The answer is that different scenes have different cultures of social media, and any model that flatly equates Twitter followers with influence misses this subtlety entirely. Consider this: Twitter is essential to Call of Duty because the platform was a crucial site of organization and coherence during the professional scene’s intermittent dormancies between 2010 and 2014. (Also consider: Call of Duty has almost no presence on Reddit, unlike, say, Dota 2, which is a central hub for its culture. I propose that none of this is coincidence). Likewise, if you go back a few years, you’ll discover that the late Heroes of Newerth had far more presence on Facebook than any other network. Social media growth is not perfectly parallel across networks; it concentrates and it dissipates in relationship to the particular histories and choices of a given community. Suffice it to say that Onalytica knows fuck all about esports history, and so it’s utterly incapable of making any useful point about esports today.

So is what we need more data? Something like the relative percentage of users from a given scene who use a particular social network might help clarify this kind of muddle. But it can also add more space for more confusion. And when you start to add in the additional data like users’ age range (some ages are more influential—read, valuable—to advertisers), geographic location (Indonesia has the largest Facebook community in the world outside of the U.S., but many companies don’t distribute there, diminishing users’ relative ‘worth’)—all of which shift across scenes and social networks—the whole enterprise becomes so hopelessly complex that it’s eventually hard to draw any clear conclusions at all. One of the great findings of organizational sociology has been that the acquisition of new data very rarely resolves outstanding debates; it usually just renders them obsolete, even as it inaugurates new ones. Our fetishization for data as a culture (esports and otherwise) can prevent us from seeing the soft and hard limits of data’s utility, especially when the knee-jerk response to a bad study is “acquire more data!”

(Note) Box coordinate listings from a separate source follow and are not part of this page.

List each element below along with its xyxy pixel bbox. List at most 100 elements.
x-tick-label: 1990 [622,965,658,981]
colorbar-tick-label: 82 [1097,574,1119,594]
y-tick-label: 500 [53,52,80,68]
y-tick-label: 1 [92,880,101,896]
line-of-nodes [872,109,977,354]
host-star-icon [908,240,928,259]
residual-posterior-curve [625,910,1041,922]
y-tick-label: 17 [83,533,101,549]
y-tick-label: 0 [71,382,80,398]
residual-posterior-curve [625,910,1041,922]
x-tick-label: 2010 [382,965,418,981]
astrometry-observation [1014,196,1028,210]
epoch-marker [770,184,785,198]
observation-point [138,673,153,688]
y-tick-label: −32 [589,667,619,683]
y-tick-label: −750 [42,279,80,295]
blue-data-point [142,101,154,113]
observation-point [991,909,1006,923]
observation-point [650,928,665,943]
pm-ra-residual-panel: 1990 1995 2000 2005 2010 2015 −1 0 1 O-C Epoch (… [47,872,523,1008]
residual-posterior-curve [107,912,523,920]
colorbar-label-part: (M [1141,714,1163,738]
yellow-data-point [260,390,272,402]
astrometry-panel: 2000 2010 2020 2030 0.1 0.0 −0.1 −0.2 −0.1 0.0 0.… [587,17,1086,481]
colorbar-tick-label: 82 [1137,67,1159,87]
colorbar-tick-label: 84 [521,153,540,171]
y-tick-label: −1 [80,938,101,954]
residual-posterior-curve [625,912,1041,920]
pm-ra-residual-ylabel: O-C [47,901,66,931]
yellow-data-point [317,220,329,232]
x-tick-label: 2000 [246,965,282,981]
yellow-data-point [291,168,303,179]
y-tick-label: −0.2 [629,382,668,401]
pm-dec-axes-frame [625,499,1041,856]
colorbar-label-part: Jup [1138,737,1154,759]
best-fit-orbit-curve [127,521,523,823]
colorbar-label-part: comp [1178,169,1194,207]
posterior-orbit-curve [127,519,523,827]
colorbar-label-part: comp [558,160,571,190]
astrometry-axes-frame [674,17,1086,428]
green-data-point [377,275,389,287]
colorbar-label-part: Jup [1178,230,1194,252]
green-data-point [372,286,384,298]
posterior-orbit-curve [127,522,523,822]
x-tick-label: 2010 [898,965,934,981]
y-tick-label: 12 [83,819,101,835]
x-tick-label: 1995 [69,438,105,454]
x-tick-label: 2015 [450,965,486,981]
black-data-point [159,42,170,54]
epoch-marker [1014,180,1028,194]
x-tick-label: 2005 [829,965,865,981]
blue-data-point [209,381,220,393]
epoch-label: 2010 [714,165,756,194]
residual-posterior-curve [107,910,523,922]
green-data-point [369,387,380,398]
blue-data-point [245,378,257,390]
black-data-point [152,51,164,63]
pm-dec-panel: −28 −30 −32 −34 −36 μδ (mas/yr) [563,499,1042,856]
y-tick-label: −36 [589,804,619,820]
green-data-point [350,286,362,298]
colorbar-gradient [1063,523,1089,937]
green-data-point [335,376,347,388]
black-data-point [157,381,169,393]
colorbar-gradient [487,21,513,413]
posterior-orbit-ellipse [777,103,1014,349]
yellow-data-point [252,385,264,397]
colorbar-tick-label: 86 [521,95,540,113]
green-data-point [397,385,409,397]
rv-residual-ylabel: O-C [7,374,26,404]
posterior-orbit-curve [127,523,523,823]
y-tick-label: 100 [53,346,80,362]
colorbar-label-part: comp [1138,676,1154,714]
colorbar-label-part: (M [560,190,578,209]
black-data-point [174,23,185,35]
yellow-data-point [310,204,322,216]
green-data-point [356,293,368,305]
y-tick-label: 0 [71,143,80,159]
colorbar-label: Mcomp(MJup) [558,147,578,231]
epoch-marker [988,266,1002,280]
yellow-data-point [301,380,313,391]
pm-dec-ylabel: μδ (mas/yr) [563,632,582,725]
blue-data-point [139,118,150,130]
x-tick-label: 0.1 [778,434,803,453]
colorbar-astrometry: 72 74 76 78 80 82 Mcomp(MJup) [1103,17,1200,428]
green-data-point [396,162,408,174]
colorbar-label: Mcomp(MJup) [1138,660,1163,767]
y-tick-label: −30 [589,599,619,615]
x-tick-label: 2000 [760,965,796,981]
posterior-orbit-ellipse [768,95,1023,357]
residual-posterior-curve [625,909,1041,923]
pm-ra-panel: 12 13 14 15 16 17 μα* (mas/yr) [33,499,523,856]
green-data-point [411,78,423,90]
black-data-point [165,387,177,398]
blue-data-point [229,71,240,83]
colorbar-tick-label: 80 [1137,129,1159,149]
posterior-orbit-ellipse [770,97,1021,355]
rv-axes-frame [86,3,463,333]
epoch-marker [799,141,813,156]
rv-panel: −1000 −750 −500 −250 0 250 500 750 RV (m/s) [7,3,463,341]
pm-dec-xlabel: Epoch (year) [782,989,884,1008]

What we actually need is better data.

What we actually need, of course, is better data. And elegant data is rarely complex; usually, in fact, it’s rather simple. This is where Newzoo’s study is illustrative, in part because its scope is so modest. All it compares is the “esports hours” of a given game that are viewed on Twitch compared to the total number of hours viewed. What that tells us, simply, is the percentage of people who are interested in a particular game who are also interested in its professional scene. Dota 2 viewers, for example, are about twice as likely to be interested in Dota 2‘s professional scene than League’s viewers are to be into the LCS. There’s still a need to contextualize the numbers of course—Dota 2’s numbers are skewed because the data was collected in August, when The International takes place and after which many players/streamers take a break—but it nevertheless reveals something about the different ways in which different viewers/players engage with a game. This is a modest point, and I think most who are interested in esports could probably come to it instinctively. But it’s still a good example of how good data doesn’t mean more data. Sometimes, it can mean less.